A major innovation of the Kwekwe-Gutu project was its use of building societies to finance low-income housing, despite their normal reluctance due to problems with affordability and default (Mutizwa-Mangiza, 1990: 36). The arrangement involved substantial grants from the UNDP and USAID. The funds from USAID were used to set up revolving funds that would enable building societies to establish a financing system for low-income housing. As an alternative to deposits, an allowance was imputed for the value of self-help labour. The loan only required repayment of the cost of the building, however, and it appears that land, infrastructure and interest rates were largely subsidized.
The ability of urban authorities to ensure the provision of land, services and social facilities on a routine basis ultimately depends upon the revenue base they are able to generate. Efficient project management can contribute significantly to this by encouraging a sense of financial rigour in all sections of the population. Politicians and administrators seem to share a common tendency to regard projects as a welfare service, rather than a developmental investment This tendency militates against this approach and prevents adequate resources from being generated. The evidence from the case studies suggests that the opportunity to use projects as a means of increasing the urban revenue base has yet to be grasped.

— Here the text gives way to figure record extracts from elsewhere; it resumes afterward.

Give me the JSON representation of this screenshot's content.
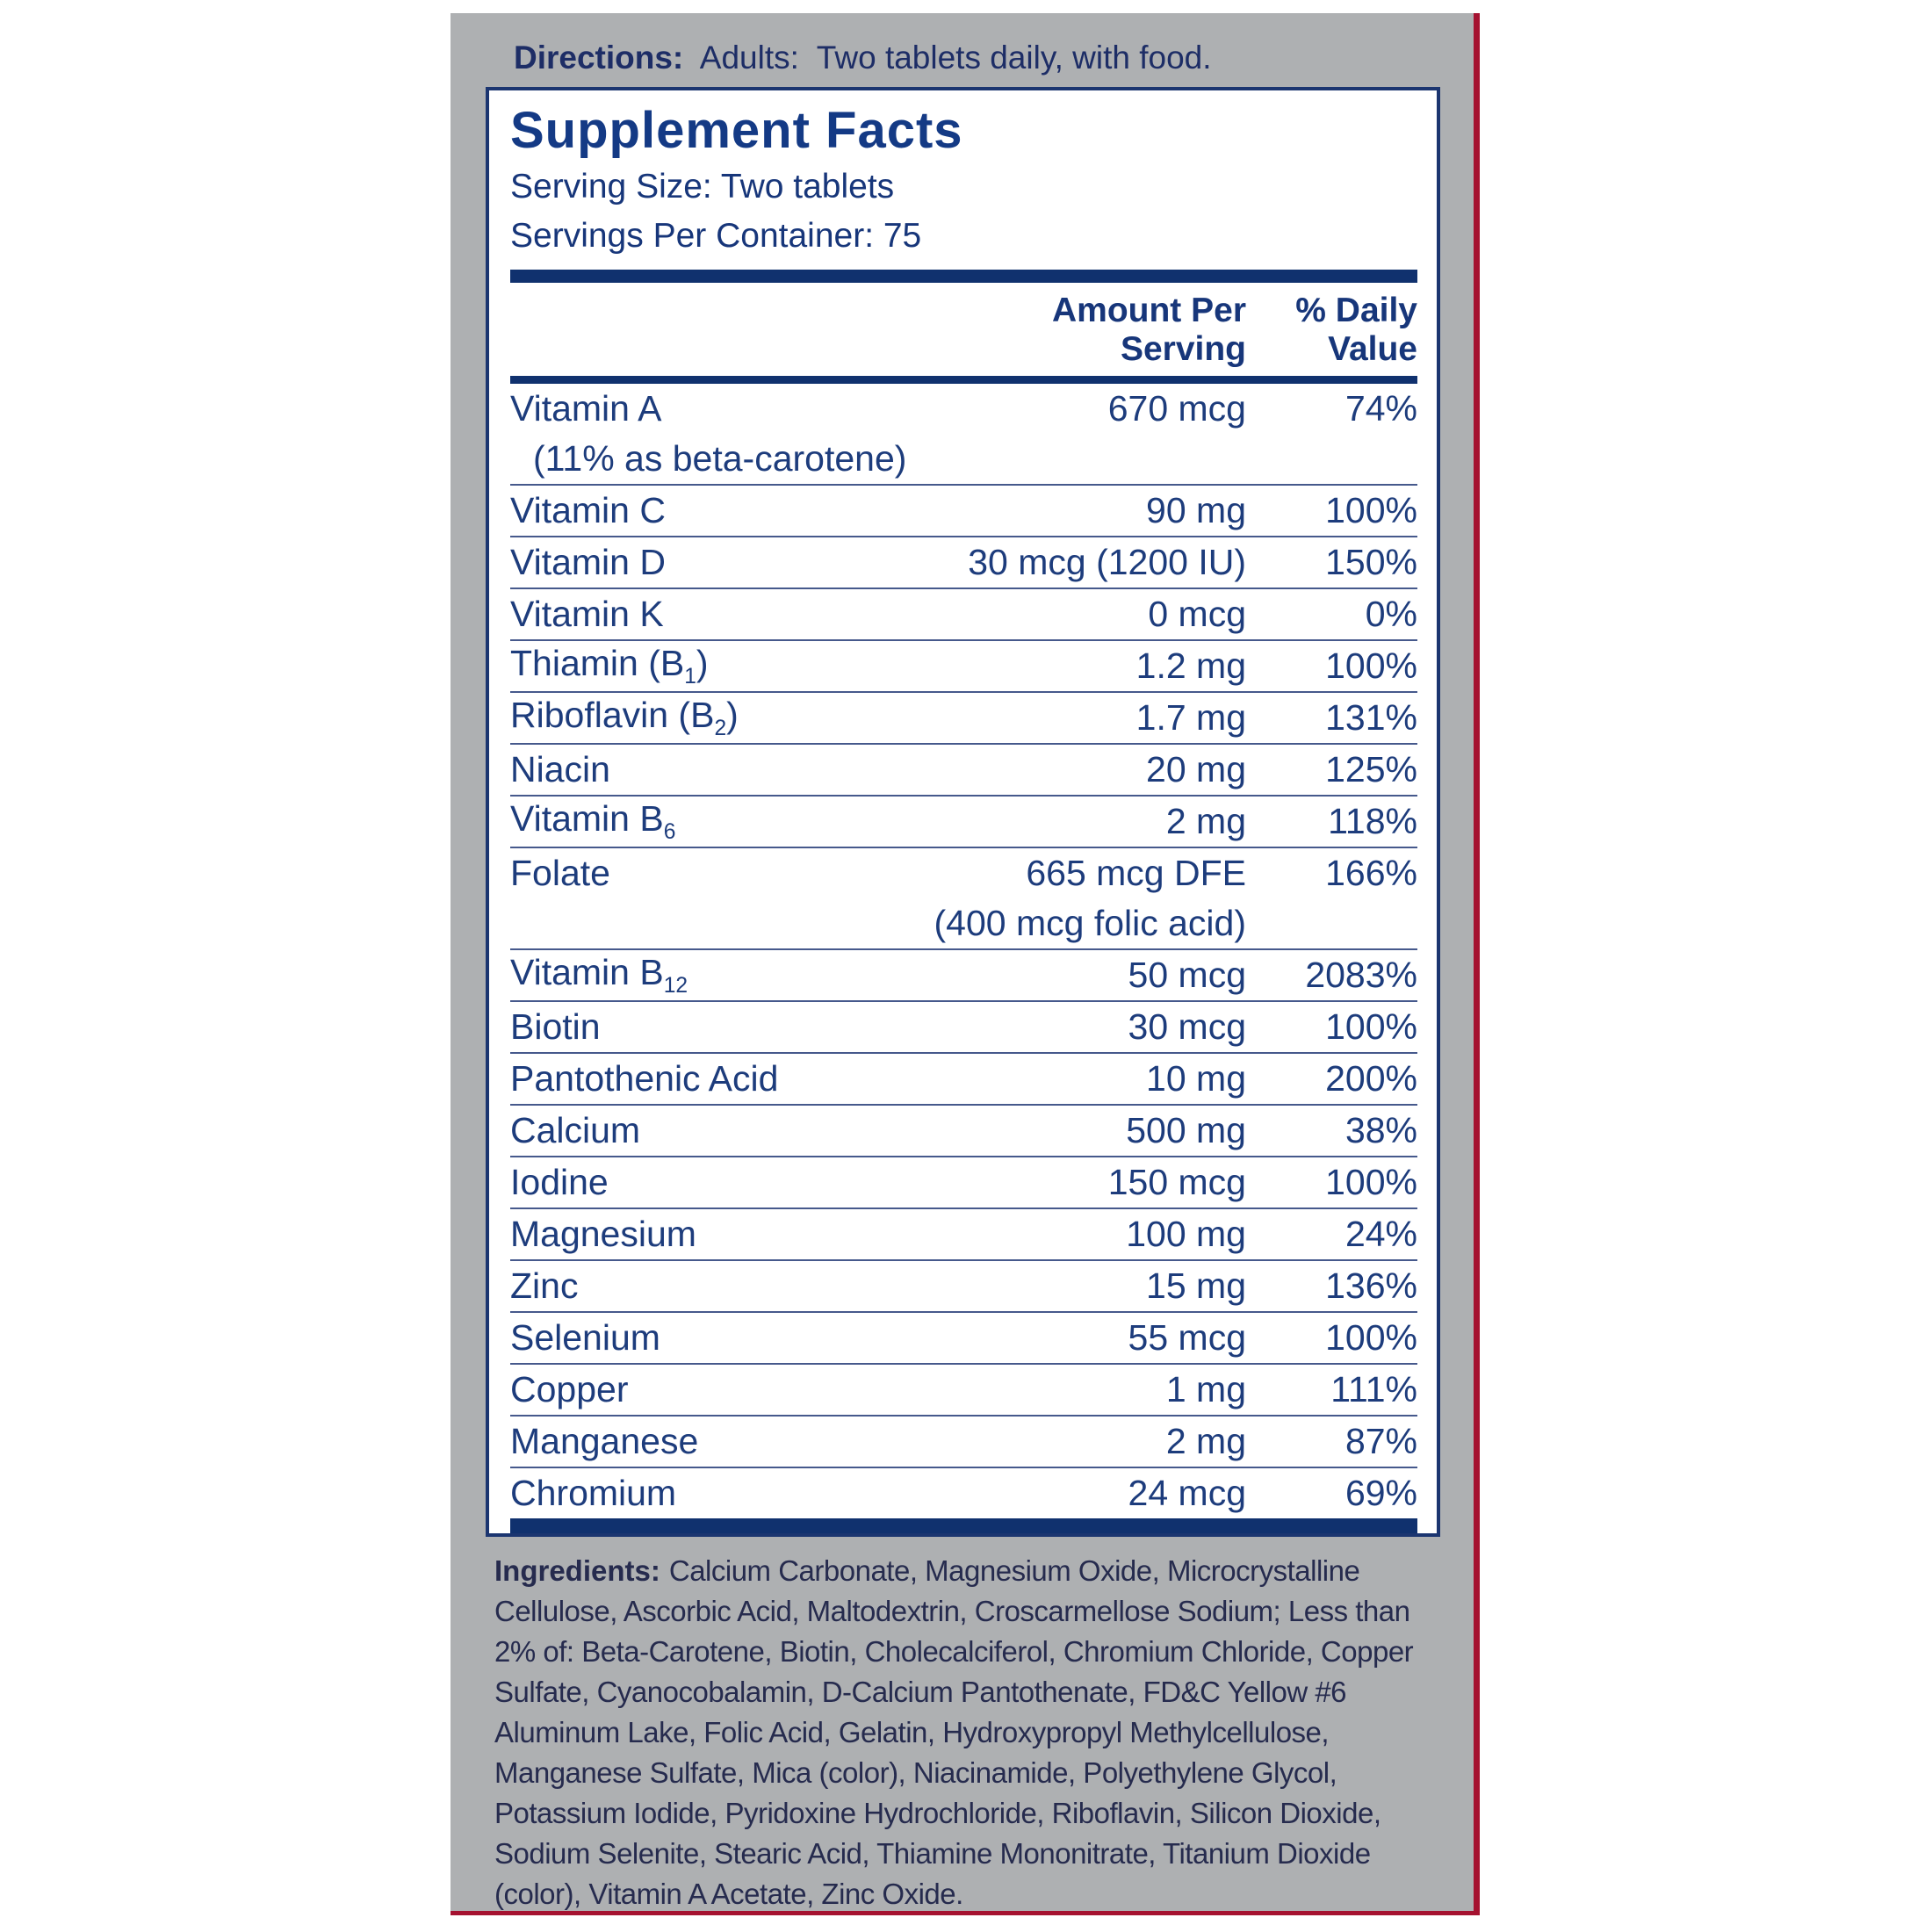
{
  "directions": {
    "label": "Directions:",
    "text": "Adults:  Two tablets daily, with food."
  },
  "supplement_facts": {
    "title": "Supplement Facts",
    "serving_size": "Serving Size: Two tablets",
    "servings_per_container": "Servings Per Container: 75",
    "columns": {
      "amount_line1": "Amount Per",
      "amount_line2": "Serving",
      "dv_line1": "% Daily",
      "dv_line2": "Value"
    },
    "rows": [
      {
        "name": "Vitamin A",
        "amount": "670 mcg",
        "dv": "74%",
        "subline": {
          "text": "(11% as beta-carotene)",
          "align": "left"
        }
      },
      {
        "name": "Vitamin C",
        "amount": "90 mg",
        "dv": "100%"
      },
      {
        "name": "Vitamin D",
        "amount": "30 mcg (1200 IU)",
        "dv": "150%"
      },
      {
        "name": "Vitamin K",
        "amount": "0 mcg",
        "dv": "0%"
      },
      {
        "name": "Thiamin (B",
        "sub": "1",
        "name_post": ")",
        "amount": "1.2 mg",
        "dv": "100%"
      },
      {
        "name": "Riboflavin (B",
        "sub": "2",
        "name_post": ")",
        "amount": "1.7 mg",
        "dv": "131%"
      },
      {
        "name": "Niacin",
        "amount": "20 mg",
        "dv": "125%"
      },
      {
        "name": "Vitamin B",
        "sub": "6",
        "name_post": "",
        "amount": "2 mg",
        "dv": "118%"
      },
      {
        "name": "Folate",
        "amount": "665 mcg DFE",
        "dv": "166%",
        "subline": {
          "text": "(400 mcg folic acid)",
          "align": "amount"
        }
      },
      {
        "name": "Vitamin B",
        "sub": "12",
        "name_post": "",
        "amount": "50 mcg",
        "dv": "2083%"
      },
      {
        "name": "Biotin",
        "amount": "30 mcg",
        "dv": "100%"
      },
      {
        "name": "Pantothenic Acid",
        "amount": "10 mg",
        "dv": "200%"
      },
      {
        "name": "Calcium",
        "amount": "500 mg",
        "dv": "38%"
      },
      {
        "name": "Iodine",
        "amount": "150 mcg",
        "dv": "100%"
      },
      {
        "name": "Magnesium",
        "amount": "100 mg",
        "dv": "24%"
      },
      {
        "name": "Zinc",
        "amount": "15 mg",
        "dv": "136%"
      },
      {
        "name": "Selenium",
        "amount": "55 mcg",
        "dv": "100%"
      },
      {
        "name": "Copper",
        "amount": "1 mg",
        "dv": "111%"
      },
      {
        "name": "Manganese",
        "amount": "2 mg",
        "dv": "87%"
      },
      {
        "name": "Chromium",
        "amount": "24 mcg",
        "dv": "69%"
      }
    ]
  },
  "ingredients": {
    "label": "Ingredients:",
    "text": "Calcium Carbonate, Magnesium Oxide, Microcrystalline Cellulose, Ascorbic Acid, Maltodextrin, Croscarmellose Sodium; Less than 2% of: Beta-Carotene, Biotin, Cholecalciferol, Chromium Chloride, Copper Sulfate, Cyanocobalamin, D-Calcium Pantothenate, FD&C Yellow #6 Aluminum Lake, Folic Acid, Gelatin, Hydroxypropyl Methylcellulose, Manganese Sulfate, Mica (color), Niacinamide, Polyethylene Glycol, Potassium Iodide, Pyridoxine Hydrochloride, Riboflavin, Silicon Dioxide, Sodium Selenite, Stearic Acid, Thiamine Mononitrate, Titanium Dioxide (color), Vitamin A Acetate, Zinc Oxide."
  },
  "colors": {
    "navy_text": "#1d3c7c",
    "navy_bar": "#10316e",
    "label_gray": "#aeb0b2",
    "edge_maroon": "#a51230",
    "panel_white": "#ffffff"
  }
}
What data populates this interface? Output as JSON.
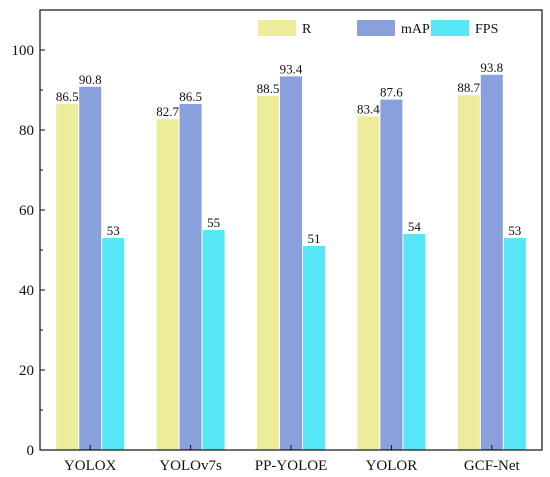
{
  "chart_data": {
    "type": "bar",
    "categories": [
      "YOLOX",
      "YOLOv7s",
      "PP-YOLOE",
      "YOLOR",
      "GCF-Net"
    ],
    "series": [
      {
        "name": "R",
        "values": [
          86.5,
          82.7,
          88.5,
          83.4,
          88.7
        ],
        "labels": [
          "86.5",
          "82.7",
          "88.5",
          "83.4",
          "88.7"
        ]
      },
      {
        "name": "mAP",
        "values": [
          90.8,
          86.5,
          93.4,
          87.6,
          93.8
        ],
        "labels": [
          "90.8",
          "86.5",
          "93.4",
          "87.6",
          "93.8"
        ]
      },
      {
        "name": "FPS",
        "values": [
          53,
          55,
          51,
          54,
          53
        ],
        "labels": [
          "53",
          "55",
          "51",
          "54",
          "53"
        ]
      }
    ],
    "colors": [
      "#ecec9a",
      "#8aa0dc",
      "#56e6f6"
    ],
    "ylim": [
      0,
      110
    ],
    "yticks": [
      0,
      20,
      40,
      60,
      80,
      100
    ],
    "ytick_labels": [
      "0",
      "20",
      "40",
      "60",
      "80",
      "100"
    ],
    "xlabel": "",
    "ylabel": "",
    "title": "",
    "legend_position": "top-right",
    "grid": false
  }
}
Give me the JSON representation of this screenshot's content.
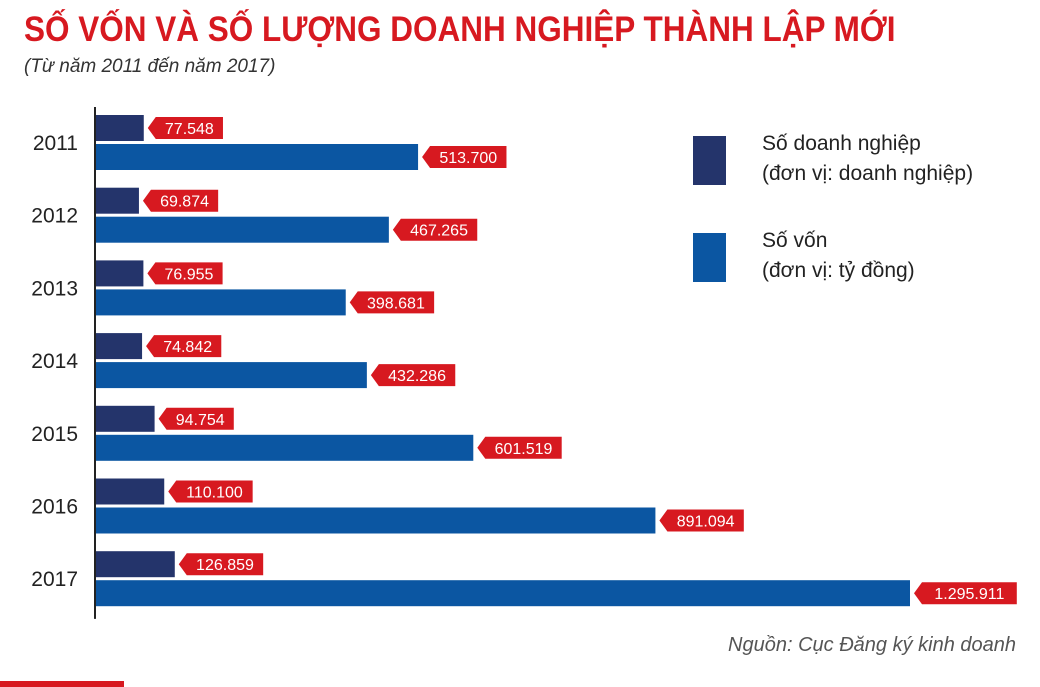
{
  "header": {
    "title": "SỐ VỐN VÀ SỐ LƯỢNG DOANH NGHIỆP THÀNH LẬP MỚI",
    "subtitle": "(Từ năm 2011 đến năm 2017)"
  },
  "legend": {
    "enterprises": {
      "label": "Số doanh nghiệp",
      "unit": "(đơn vị: doanh nghiệp)"
    },
    "capital": {
      "label": "Số vốn",
      "unit": "(đơn vị: tỷ đồng)"
    }
  },
  "source": "Nguồn: Cục Đăng ký kinh doanh",
  "colors": {
    "title": "#d71920",
    "enterprises_bar": "#24346b",
    "capital_bar": "#0b56a2",
    "value_tag": "#d71920"
  },
  "chart_data": {
    "type": "bar",
    "orientation": "horizontal",
    "categories": [
      "2011",
      "2012",
      "2013",
      "2014",
      "2015",
      "2016",
      "2017"
    ],
    "series": [
      {
        "name": "Số doanh nghiệp",
        "values": [
          77548,
          69874,
          76955,
          74842,
          94754,
          110100,
          126859
        ],
        "labels": [
          "77.548",
          "69.874",
          "76.955",
          "74.842",
          "94.754",
          "110.100",
          "126.859"
        ]
      },
      {
        "name": "Số vốn",
        "values": [
          513700,
          467265,
          398681,
          432286,
          601519,
          891094,
          1295911
        ],
        "labels": [
          "513.700",
          "467.265",
          "398.681",
          "432.286",
          "601.519",
          "891.094",
          "1.295.911"
        ]
      }
    ],
    "xlim": [
      0,
      1295911
    ],
    "grid": false,
    "legend_position": "right"
  }
}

One example from Sri Lanka exemplifies this issue. As was mentioned earlier, only one out of the 81 projects undertaken in Colombo pays property taxes to the Municipal Council. One reason for this poor performance is that although decision-making in projects has been decentralized to local levels, procedures for cost recovery are still centralized. Another reason is that the whole process of cost recovery within the MHP has been politicized. Before the Presidential elections in 1989, the Government decided to forgo collections of loan payments from all households with incomes below the official poverty line. Since most households in housing projects belong to this category this has been a major reason for the low level of cost recovery (Jayaratne, 1990: 106).